Epilepsy constitutes a disability under the Equality Act 2010, and as such, employers are required to make reasonable adjustments so that employees suffering from epilepsy can stay in work. Epileptic episodes are often triggered by work, particularly when an individual is working long hours or is otherwise under stress. However, people suffering from epilepsy are perfectly able to function at the highest levels, and in many cases can successfully medicate to reduce or entirely eliminate the occurrence of attacks. Almost three quarters of people suffering from epilepsy can be free of seizures once they find the most appropriate medication. Women of child-bearing age are restricted in the drugs that they can take, and people who first suffer from epilepsy in early adulthood often take a long time to adjust to the condition and make changes to their lifestyle.

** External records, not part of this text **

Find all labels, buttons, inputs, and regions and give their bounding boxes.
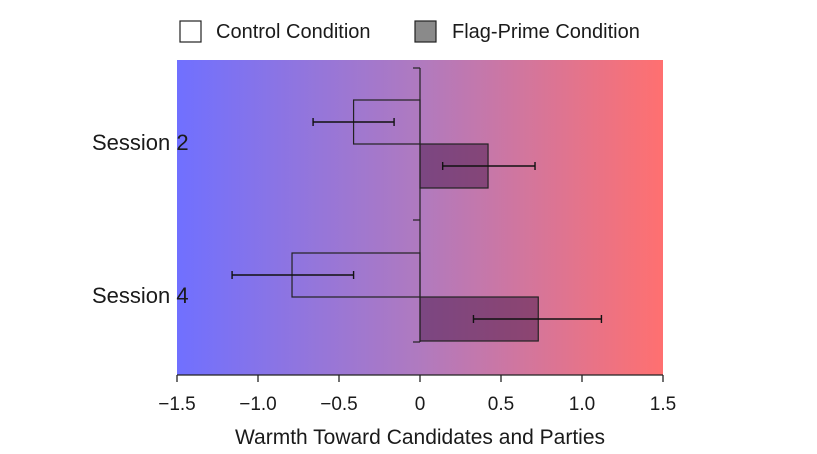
x-tick-label: 1.5 <box>650 394 676 415</box>
x-tick-label: 0 <box>415 394 426 415</box>
chart-marks: Session 2 Session 4 −1.5 −1.0 −0.5 0 0.5 1.0 1.5 <box>92 67 676 415</box>
x-tick-label: −1.5 <box>158 394 196 415</box>
x-tick-label: 1.0 <box>569 394 595 415</box>
legend-swatch-control <box>179 20 202 43</box>
category-label: Session 2 <box>92 130 189 155</box>
x-axis-title: Warmth Toward Candidates and Parties <box>235 426 605 449</box>
legend-label-flag-prime: Flag-Prime Condition <box>452 21 640 43</box>
legend-swatch-flag-prime <box>414 20 437 43</box>
legend-label-control: Control Condition <box>216 21 371 43</box>
legend: Control Condition Flag-Prime Condition <box>179 20 640 43</box>
x-tick-label: −0.5 <box>320 394 358 415</box>
x-tick-label: 0.5 <box>488 394 514 415</box>
x-tick-label: −1.0 <box>239 394 277 415</box>
category-label: Session 4 <box>92 283 189 308</box>
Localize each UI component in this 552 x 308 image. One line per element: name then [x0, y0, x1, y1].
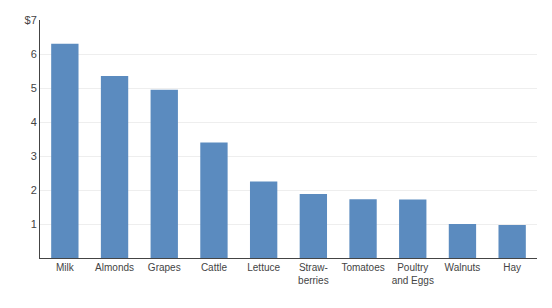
svg-text:Tomatoes: Tomatoes — [341, 262, 384, 273]
svg-text:Straw-berries: Straw-berries — [298, 262, 329, 286]
svg-text:$7: $7 — [25, 14, 37, 26]
svg-text:2: 2 — [31, 184, 37, 196]
svg-text:5: 5 — [31, 82, 37, 94]
svg-text:Cattle: Cattle — [201, 262, 228, 273]
svg-text:Poultryand Eggs: Poultryand Eggs — [392, 262, 434, 286]
svg-text:Walnuts: Walnuts — [445, 262, 481, 273]
svg-text:4: 4 — [31, 116, 37, 128]
svg-text:Milk: Milk — [56, 262, 75, 273]
svg-text:Hay: Hay — [503, 262, 521, 273]
svg-text:1: 1 — [31, 218, 37, 230]
svg-text:Grapes: Grapes — [148, 262, 181, 273]
svg-text:6: 6 — [31, 48, 37, 60]
svg-text:Lettuce: Lettuce — [247, 262, 280, 273]
svg-text:3: 3 — [31, 150, 37, 162]
svg-text:Almonds: Almonds — [95, 262, 134, 273]
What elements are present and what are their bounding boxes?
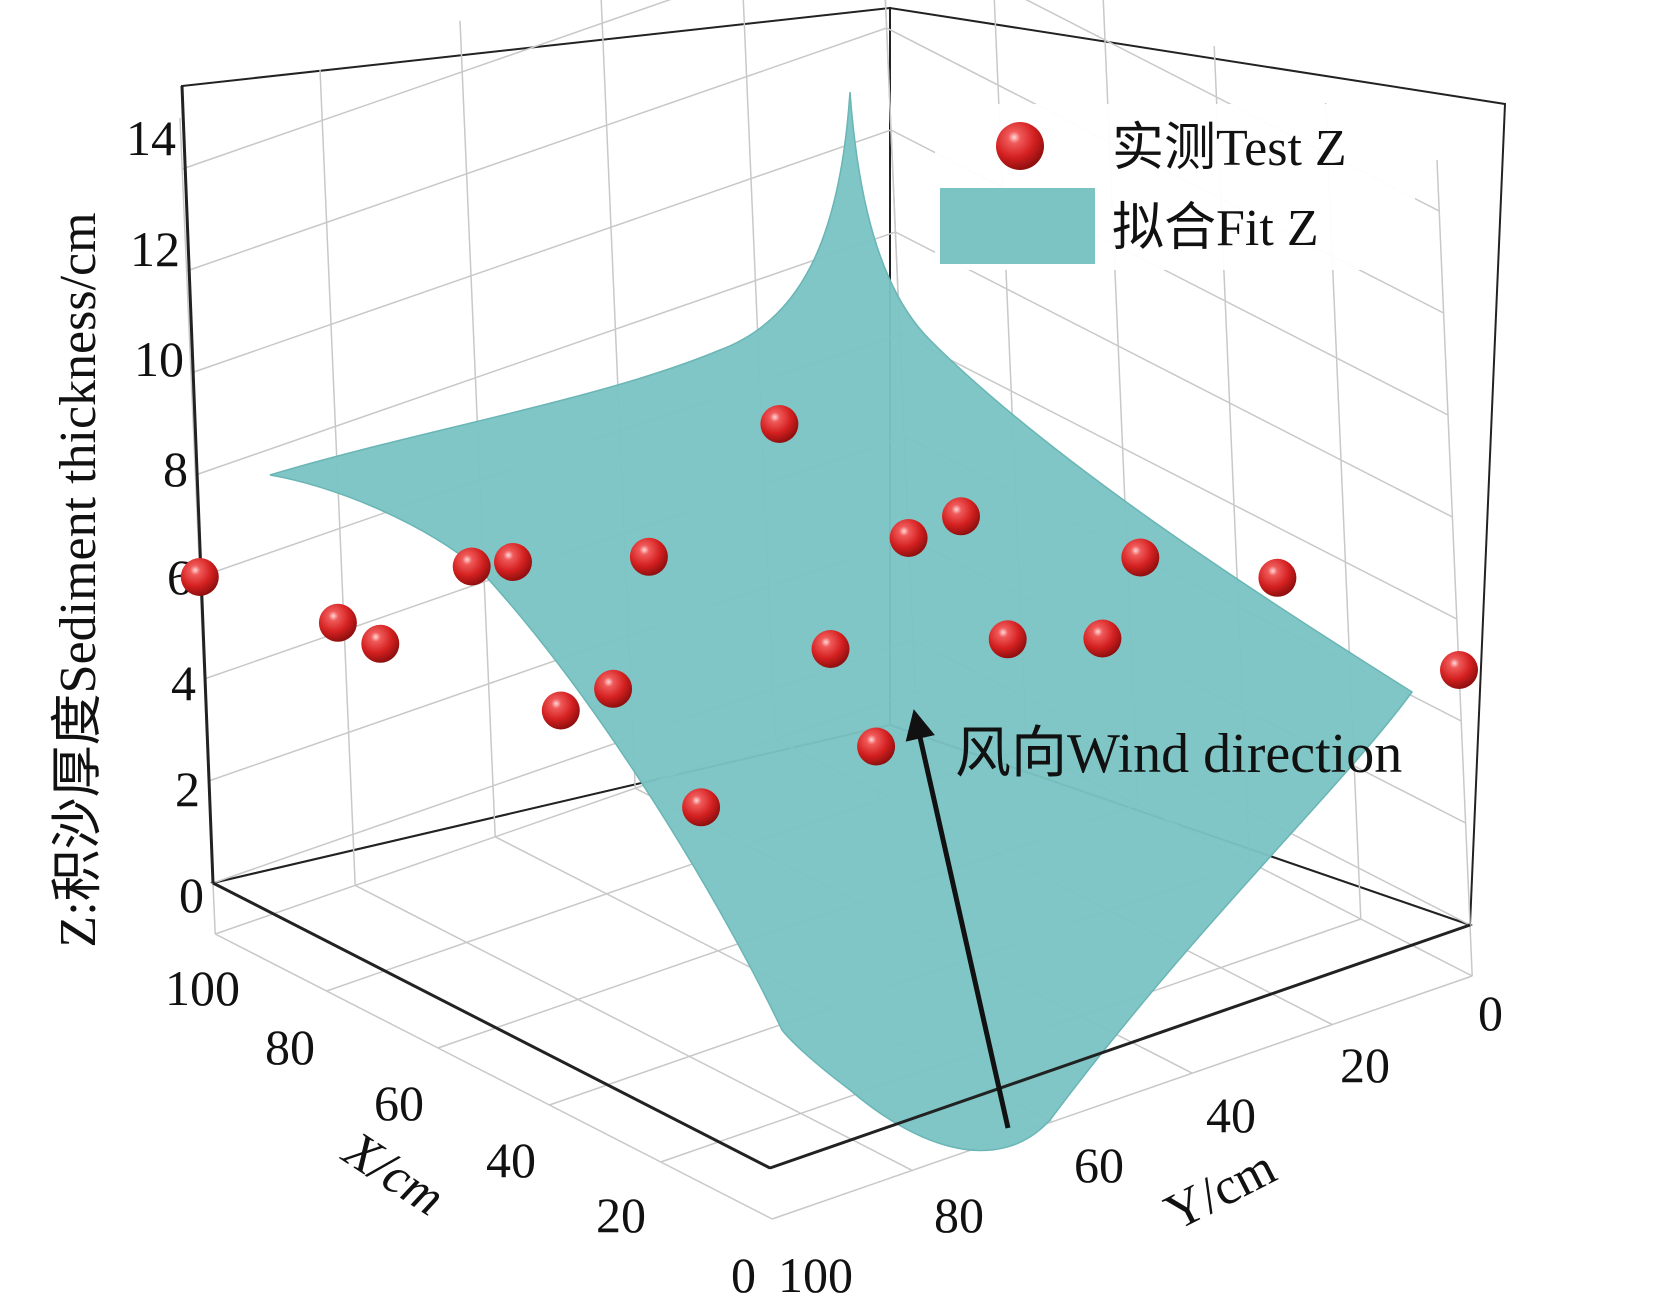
x-tick-label: 80 xyxy=(265,1019,315,1075)
data-point xyxy=(942,497,980,536)
z-tick-labels: 14 12 10 8 6 4 2 0 xyxy=(126,110,204,923)
z-tick-label: 8 xyxy=(163,441,188,497)
wall-grid-line xyxy=(899,333,1458,620)
y-axis-title: Y/cm xyxy=(1156,1139,1285,1242)
fit-surface xyxy=(269,91,1414,1152)
data-point xyxy=(541,691,580,730)
y-axis-line xyxy=(769,923,1471,1170)
x-axis-title: X/cm xyxy=(332,1120,454,1227)
data-point xyxy=(760,405,799,443)
x-tick-labels: 100 80 60 40 20 0 xyxy=(165,960,756,1303)
wall-grid-line xyxy=(190,129,892,374)
data-point xyxy=(682,788,721,827)
y-tick-label: 100 xyxy=(778,1247,853,1303)
measured-points xyxy=(180,405,1478,827)
z-tick-label: 0 xyxy=(179,867,204,923)
wall-grid-line xyxy=(195,231,896,476)
z-tick-label: 4 xyxy=(171,655,196,711)
x-tick-label: 60 xyxy=(374,1075,424,1131)
legend-label-fit: 拟合Fit Z xyxy=(1112,200,1319,257)
wall-grid-line xyxy=(181,0,672,170)
legend: 实测Test Z 拟合Fit Z xyxy=(935,104,1415,270)
axis-lines xyxy=(180,85,1471,1170)
floor-grid-line xyxy=(354,884,913,1172)
x-tick-label: 100 xyxy=(165,960,240,1016)
data-point xyxy=(857,727,896,766)
y-tick-label: 0 xyxy=(1478,985,1503,1041)
wall-grid-line xyxy=(895,231,1453,518)
data-point xyxy=(811,630,850,668)
data-point xyxy=(180,558,219,596)
data-point xyxy=(318,603,357,642)
z-tick-label: 2 xyxy=(175,761,200,817)
data-point xyxy=(629,537,668,576)
z-axis-line xyxy=(180,85,215,884)
floor-grid-line xyxy=(214,933,773,1220)
x-tick-label: 20 xyxy=(596,1187,646,1243)
data-point xyxy=(494,543,532,581)
data-point xyxy=(1440,651,1478,689)
wind-arrow xyxy=(905,709,1011,1129)
y-tick-label: 40 xyxy=(1206,1087,1256,1143)
data-point xyxy=(1121,538,1160,577)
z-tick-label: 10 xyxy=(134,331,184,387)
z-tick-label: 12 xyxy=(130,221,180,277)
y-tick-label: 20 xyxy=(1340,1037,1390,1093)
data-point xyxy=(1083,619,1122,658)
y-tick-label: 80 xyxy=(934,1187,984,1243)
z-axis-title: Z:积沙厚度Sediment thickness/cm xyxy=(50,212,107,947)
legend-marker-fit xyxy=(940,188,1095,264)
wind-direction-annotation: 风向Wind direction xyxy=(905,709,1402,1129)
legend-label-test: 实测Test Z xyxy=(1112,120,1347,177)
data-point xyxy=(988,620,1027,659)
z-tick-label: 14 xyxy=(126,110,176,166)
x-axis-line xyxy=(212,881,771,1170)
legend-marker-test xyxy=(996,122,1044,170)
wind-direction-label: 风向Wind direction xyxy=(955,723,1402,785)
y-tick-labels: 0 20 40 60 80 100 xyxy=(778,985,1503,1303)
wall-grid-line xyxy=(1436,159,1473,977)
data-point xyxy=(361,624,400,663)
data-point xyxy=(452,547,491,586)
x-tick-label: 0 xyxy=(731,1247,756,1303)
wall-grid-line xyxy=(186,27,887,272)
y-tick-label: 60 xyxy=(1074,1137,1124,1193)
floor-grid-line xyxy=(771,975,1473,1220)
data-point xyxy=(594,669,633,708)
data-point xyxy=(889,519,928,557)
data-point xyxy=(1258,558,1297,597)
x-tick-label: 40 xyxy=(486,1132,536,1188)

I want to draw the Minister’s attention to the case of London Underground worker Karen Guyott, which was mentioned earlier. She is 29 years old, and she was diagnosed with epilepsy about five years ago. She has now been dismissed due to her epilepsy. Karen was one of a number of London transport staff suffering with epilepsy—I think that 16 are London Underground operational staff, and there are a further 11 working for Transport for London.

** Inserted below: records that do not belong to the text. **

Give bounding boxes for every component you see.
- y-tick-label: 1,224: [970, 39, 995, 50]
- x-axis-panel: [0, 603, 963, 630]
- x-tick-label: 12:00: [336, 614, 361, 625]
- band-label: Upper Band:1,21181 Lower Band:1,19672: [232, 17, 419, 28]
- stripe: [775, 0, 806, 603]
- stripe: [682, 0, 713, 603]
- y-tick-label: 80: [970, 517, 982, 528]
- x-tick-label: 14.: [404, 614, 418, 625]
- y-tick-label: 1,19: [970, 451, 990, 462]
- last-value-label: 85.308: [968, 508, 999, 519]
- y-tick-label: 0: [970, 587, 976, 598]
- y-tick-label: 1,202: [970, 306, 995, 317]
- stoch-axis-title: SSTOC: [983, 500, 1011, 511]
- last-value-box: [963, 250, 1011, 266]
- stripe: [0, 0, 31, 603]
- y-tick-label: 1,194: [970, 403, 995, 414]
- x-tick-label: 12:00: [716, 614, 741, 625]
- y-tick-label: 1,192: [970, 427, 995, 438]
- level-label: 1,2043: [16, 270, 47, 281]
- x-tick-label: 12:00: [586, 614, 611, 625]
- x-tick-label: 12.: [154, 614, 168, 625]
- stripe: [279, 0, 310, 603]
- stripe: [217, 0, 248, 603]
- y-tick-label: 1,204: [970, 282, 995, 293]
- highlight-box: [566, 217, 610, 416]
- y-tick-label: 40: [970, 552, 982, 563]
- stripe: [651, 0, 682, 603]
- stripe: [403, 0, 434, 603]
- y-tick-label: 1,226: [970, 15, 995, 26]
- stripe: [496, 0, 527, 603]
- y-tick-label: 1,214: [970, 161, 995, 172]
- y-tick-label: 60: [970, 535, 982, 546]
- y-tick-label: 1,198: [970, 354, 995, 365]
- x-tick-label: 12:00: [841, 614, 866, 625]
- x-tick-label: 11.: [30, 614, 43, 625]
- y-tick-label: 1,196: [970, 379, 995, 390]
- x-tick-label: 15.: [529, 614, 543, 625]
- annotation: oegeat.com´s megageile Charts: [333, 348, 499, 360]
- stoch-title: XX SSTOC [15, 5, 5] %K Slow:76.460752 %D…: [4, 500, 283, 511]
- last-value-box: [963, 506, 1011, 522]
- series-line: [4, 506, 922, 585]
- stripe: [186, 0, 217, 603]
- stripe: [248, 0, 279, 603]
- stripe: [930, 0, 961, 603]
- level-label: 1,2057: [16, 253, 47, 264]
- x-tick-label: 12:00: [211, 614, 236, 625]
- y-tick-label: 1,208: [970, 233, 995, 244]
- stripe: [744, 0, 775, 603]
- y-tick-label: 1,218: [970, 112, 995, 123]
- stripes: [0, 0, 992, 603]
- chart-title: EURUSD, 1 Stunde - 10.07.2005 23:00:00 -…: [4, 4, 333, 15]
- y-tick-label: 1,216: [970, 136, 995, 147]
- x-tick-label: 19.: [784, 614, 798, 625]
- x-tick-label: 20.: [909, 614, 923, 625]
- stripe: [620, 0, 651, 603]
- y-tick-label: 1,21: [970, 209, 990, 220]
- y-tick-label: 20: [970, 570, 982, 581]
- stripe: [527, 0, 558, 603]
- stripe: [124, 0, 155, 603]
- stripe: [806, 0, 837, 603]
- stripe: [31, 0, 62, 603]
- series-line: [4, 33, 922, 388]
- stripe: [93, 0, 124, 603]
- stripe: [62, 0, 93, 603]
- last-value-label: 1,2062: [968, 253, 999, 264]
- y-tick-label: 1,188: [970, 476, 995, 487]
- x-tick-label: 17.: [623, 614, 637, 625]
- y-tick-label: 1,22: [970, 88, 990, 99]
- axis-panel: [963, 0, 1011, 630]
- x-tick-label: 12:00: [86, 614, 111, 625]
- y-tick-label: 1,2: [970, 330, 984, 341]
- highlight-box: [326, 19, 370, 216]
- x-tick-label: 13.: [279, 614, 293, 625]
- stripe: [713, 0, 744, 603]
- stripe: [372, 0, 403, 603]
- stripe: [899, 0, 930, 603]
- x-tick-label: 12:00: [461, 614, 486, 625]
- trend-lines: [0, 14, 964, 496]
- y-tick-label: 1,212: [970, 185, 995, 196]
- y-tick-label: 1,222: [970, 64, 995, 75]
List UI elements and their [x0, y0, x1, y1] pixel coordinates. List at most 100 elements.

London Underground’s original response to Karen’s diagnosis was to attempt to dismiss her right away using its capability procedure. The National Union of Rail, Maritime and Transport Workers successfully fended off that attempt, and instead got London Underground to make reasonable adjustments. Now, as I said, she has been dismissed, and I think the Minister should look into that and review it.

Karen’s attendance record was exemplary, and in January this year during an episode, one of her colleagues moved her from a place of safety and left her outside a locked station supervisor’s office that was close to an escalator. Karen became disorientated and wandered towards the escalator, but her colleague realised the danger and moved her into the office. As a result of that incident, instead of providing training for Karen’s colleagues, London Underground argues that Karen’s condition is too risky for it to manage, and it is clear that it is no longer willing to accommodate her. Karen is a prominent trade union activist, but if London Underground is using epilepsy as an excuse because she is a trade union activist and it does not like her or some of the things she says, that is even more shocking.

London Underground agreed to undertake a further risk assessment that amounts to an additional requirement on Karen to which other employees without epilepsy are not subject. Since then Karen has been dismissed, but London Underground insisted that she could not work at any station that had a public highway attached to it or any escalators or stairs. Everything she did required a “zero-risk” policy—the risk had to be eliminated —and such an approach is out of step with London Underground’s usual policy.

London Underground’s equality and inclusion procedure states that employees who develop conditions during their working life must be transferred to a suitable position. As a huge public sector employer that has signed up to all legislation on equality and equal rights, London Underground should have made more effort to keep Karen employed, because with a modest amount of training that support can be provided. Given the risks that London Underground deals with regularly, a member of staff temporarily struggling to manage a relatively newly diagnosed but easily treatable condition would seem to be at the lower end of those risks.

A recent employment appeal tribunal, Dyer v. London Ambulance NHS Trust, stated that the duty to make reasonable adjustments must always be carefully considered, and that only in the rarest of cases could no reasonable adjustments be made. That affirms that even when it comes to epilepsy, the duty to make reasonable adjustments could extend to redeployment with the additional support of the Access to Work programme. A lot more must be done and London Underground must be put on report.